I admit a text message is more appropriate than a phone call in certain situations, like when it’s too loud to talk, or when you’re being held hostage by crazed gunmen and need to keep it down. But most of the time, I just don’t see the point.
Then again, I’m barely up to speed on cell phones. Just calling them “cell phones,” in fact, shows how behind the times I am. Nowadays, they’re known simply as “phones.” The vintage contraption that is tethered to a wall jack is now called a “land line,” and hip people don’t have one.
I only use my cell phone when it’s absolutely necessary. I don’t get why people chat on theirs just to pass the time when they should be focusing on more important things, such as not T-boning my car while running a red light.
So I really can’t understand people who spend the day texting, thumbs cocked, juggling multiple “conversations,” only half-engaged in their real-life personal interactions.
I know: I sound like an old square.
I’ve heard people, most of them young, talking openly about racking up three, four or even five thousand texts in a month. Really. Other texters respond to such announcements with awe and a bit of envy. Non-texters like me register horror and bafflement. I can’t think of anything I do five thousand times a month, except maybe blink. How does a person find the time?
“It’s no big deal,” the expert texters say. “You just —” and here they pause briefly to check their phone, do their thumb thing and then look up at you blankly, momentarily forgetting who you are.
“Oh, right,” they say, suddenly remembering. “That 5,000 includes both incoming and outgoing texts and most of them are really short.”
Well, they’d have to be. If you’re going to squeeze five thousand texts into an average month — that’s about 167 a day — you’d have to keep them as brief as possible to avoid dying of sleep deprivation or getting beaten up by friends who are sick of looking at the top of your head while you’re out to dinner with them.

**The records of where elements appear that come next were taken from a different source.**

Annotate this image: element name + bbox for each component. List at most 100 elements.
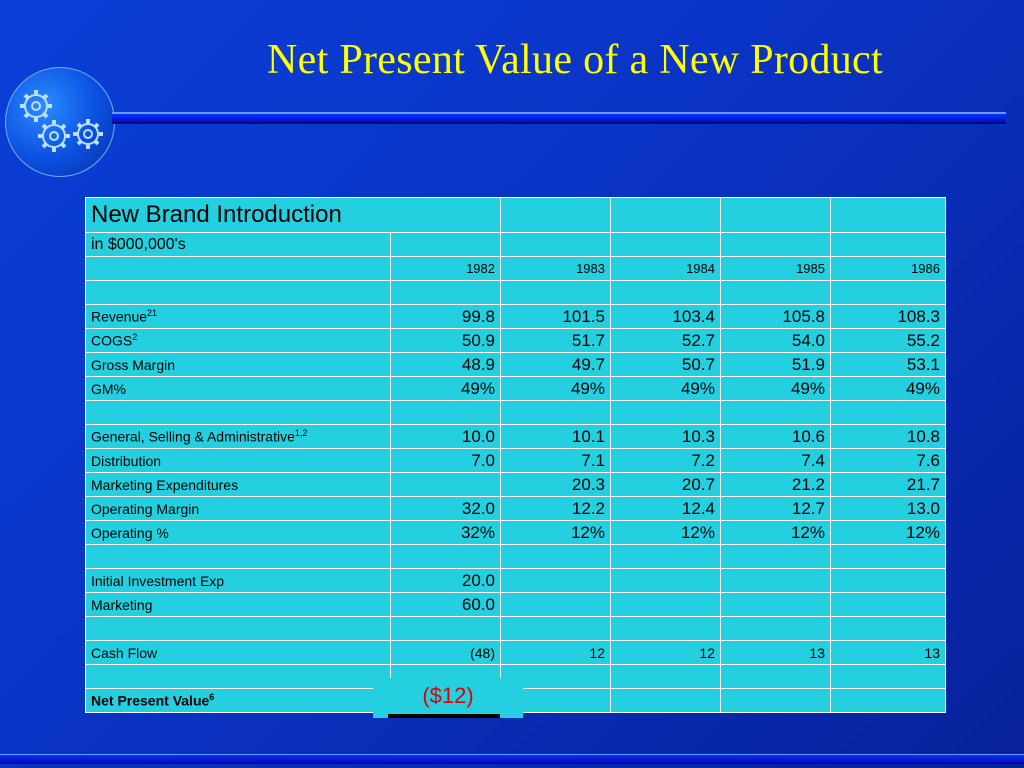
years-row: 1982 1983 1984 1985 1986 [85, 256, 946, 281]
value-cell [610, 592, 721, 617]
value-cell: 7.2 [610, 448, 721, 473]
value-cell: 20.3 [500, 472, 611, 497]
row-label: Marketing Expenditures [85, 472, 391, 497]
value-cell: 48.9 [390, 352, 501, 377]
value-cell: 52.7 [610, 328, 721, 353]
table-row: Initial Investment Exp 20.0 [85, 568, 946, 593]
year-header: 1983 [500, 256, 611, 281]
value-cell [720, 568, 831, 593]
value-cell: 7.1 [500, 448, 611, 473]
spacer-row [85, 544, 946, 569]
spacer-row [85, 280, 946, 305]
value-cell: 108.3 [830, 304, 946, 329]
value-cell: 7.6 [830, 448, 946, 473]
spacer-row [85, 400, 946, 425]
table-row: Operating % 32% 12% 12% 12% 12% [85, 520, 946, 545]
row-label: Operating Margin [85, 496, 391, 521]
value-cell: 7.0 [390, 448, 501, 473]
value-cell: 50.7 [610, 352, 721, 377]
table-row: Marketing 60.0 [85, 592, 946, 617]
value-cell: 7.4 [720, 448, 831, 473]
value-cell: 55.2 [830, 328, 946, 353]
value-cell: 60.0 [390, 592, 501, 617]
table-row: Cash Flow (48) 12 12 13 13 [85, 640, 946, 665]
value-cell [500, 568, 611, 593]
value-cell [830, 568, 946, 593]
table-row: Distribution 7.0 7.1 7.2 7.4 7.6 [85, 448, 946, 473]
footnote-marker: 21 [147, 308, 158, 319]
footnote-marker: 2 [132, 332, 138, 343]
value-cell [610, 568, 721, 593]
value-cell: 105.8 [720, 304, 831, 329]
value-cell: 12% [500, 520, 611, 545]
npv-underline [388, 714, 500, 718]
value-cell: 12 [500, 640, 611, 665]
value-cell: 49% [500, 376, 611, 401]
value-cell: 13 [720, 640, 831, 665]
row-label: GM% [85, 376, 391, 401]
value-cell: 13 [830, 640, 946, 665]
row-label: Initial Investment Exp [85, 568, 391, 593]
row-label: Marketing [85, 592, 391, 617]
value-cell [830, 592, 946, 617]
value-cell: 10.0 [390, 424, 501, 449]
value-cell: 21.7 [830, 472, 946, 497]
table-row: General, Selling & Administrative1,2 10.0… [85, 424, 946, 449]
row-label: General, Selling & Administrative1,2 [85, 424, 391, 449]
row-label: Operating % [85, 520, 391, 545]
gears-logo-icon [5, 67, 115, 177]
value-cell: 53.1 [830, 352, 946, 377]
row-label: COGS2 [85, 328, 391, 353]
value-cell: 101.5 [500, 304, 611, 329]
value-cell: 20.7 [610, 472, 721, 497]
table-row: Revenue21 99.8 101.5 103.4 105.8 108.3 [85, 304, 946, 329]
row-label: Gross Margin [85, 352, 391, 377]
value-cell: 12 [610, 640, 721, 665]
value-cell: 12% [720, 520, 831, 545]
units-label: in $000,000's [85, 232, 391, 257]
value-cell [390, 472, 501, 497]
value-cell: 49.7 [500, 352, 611, 377]
value-cell: 20.0 [390, 568, 501, 593]
slide-title: Net Present Value of a New Product [267, 37, 883, 83]
row-label: Distribution [85, 448, 391, 473]
value-cell: 49% [610, 376, 721, 401]
npv-value: ($12) [373, 678, 523, 718]
footer-rule [0, 754, 1024, 764]
table-row: COGS2 50.9 51.7 52.7 54.0 55.2 [85, 328, 946, 353]
value-cell: 49% [720, 376, 831, 401]
value-cell [720, 592, 831, 617]
value-cell: 12% [830, 520, 946, 545]
value-cell: 51.7 [500, 328, 611, 353]
value-cell: 103.4 [610, 304, 721, 329]
table-row: Marketing Expenditures 20.3 20.7 21.2 21.7 [85, 472, 946, 497]
spacer-row [85, 616, 946, 641]
value-cell: 12% [610, 520, 721, 545]
value-cell: 51.9 [720, 352, 831, 377]
value-cell: 12.2 [500, 496, 611, 521]
units-row: in $000,000's [85, 232, 946, 257]
value-cell: 21.2 [720, 472, 831, 497]
title-rule [112, 112, 1006, 124]
value-cell: 32.0 [390, 496, 501, 521]
table-row: GM% 49% 49% 49% 49% 49% [85, 376, 946, 401]
year-header: 1985 [720, 256, 831, 281]
value-cell [500, 592, 611, 617]
value-cell: 49% [390, 376, 501, 401]
value-cell: 49% [830, 376, 946, 401]
table-heading: New Brand Introduction [85, 197, 501, 233]
table-row: Gross Margin 48.9 49.7 50.7 51.9 53.1 [85, 352, 946, 377]
financial-table: New Brand Introduction in $000,000's 198… [85, 197, 946, 713]
row-label: Cash Flow [85, 640, 391, 665]
year-header: 1986 [830, 256, 946, 281]
value-cell: 13.0 [830, 496, 946, 521]
value-cell: 99.8 [390, 304, 501, 329]
table-row: Operating Margin 32.0 12.2 12.4 12.7 13.0 [85, 496, 946, 521]
year-header: 1982 [390, 256, 501, 281]
value-cell: (48) [390, 640, 501, 665]
footnote-marker: 1,2 [294, 428, 308, 439]
npv-label: Net Present Value6 [85, 688, 391, 713]
row-label: Revenue21 [85, 304, 391, 329]
value-cell: 12.7 [720, 496, 831, 521]
value-cell: 10.8 [830, 424, 946, 449]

For efficiency, texters skip punctuation and capitalization and abbreviate everything. “Seriously” is “srsly.” “I don’t know” is “idk.” Even abbreviations get abbreviated, so “OK” is, in text speak, “k.” No joke. In another generation teenagers will be abbreviating “k” to individual pixels.
Kids use their cell phones for everything these days, from taking pictures to surfing the Web. They don’t, however, use them to make phone calls, a task they consider hopelessly outdated, like mailing handwritten letters or reading books.
Thus, many parents have had to take up texting just to make sure their children are still alive. Show me someone over 40 packing a cell phone with a full keyboard and I’ll show you a parent with high school- or college-age children.
I rarely send texts, and when I do, they’re totally uncool. Last week, I managed to spell out an empathetic response to my stepson: “I wholeheartedly agree with your point of view, having experienced the same situation myself on numerous occasions.” It took me over an hour, but that’s partly because my battery died mid-sentence.
He later explained I could have conveyed the same sentiment with just two letters, “sh,” for “same here.”
Oh.
I balk at the thought of reducing a complete and nuanced concept to less than a word. Is culture dead? But texting a full sentence on a regular keypad takes me so long I generally find it faster to drive to the intended recipient’s house and tell them in person.
Sadly, I feel I need to embrace texting if I’m going to be able to communicate at all with the younger generation.
The other day a co-worker of mine mentioned attending a varsity basketball game and seeing an entire crowd of teenagers in the bleachers, heads down, thumbs a-blur, completely oblivious to the action on the court.
“That’s just not right,” she said. I nodded and said, “srsly.”
I suppose there is such a thing as trying too hard.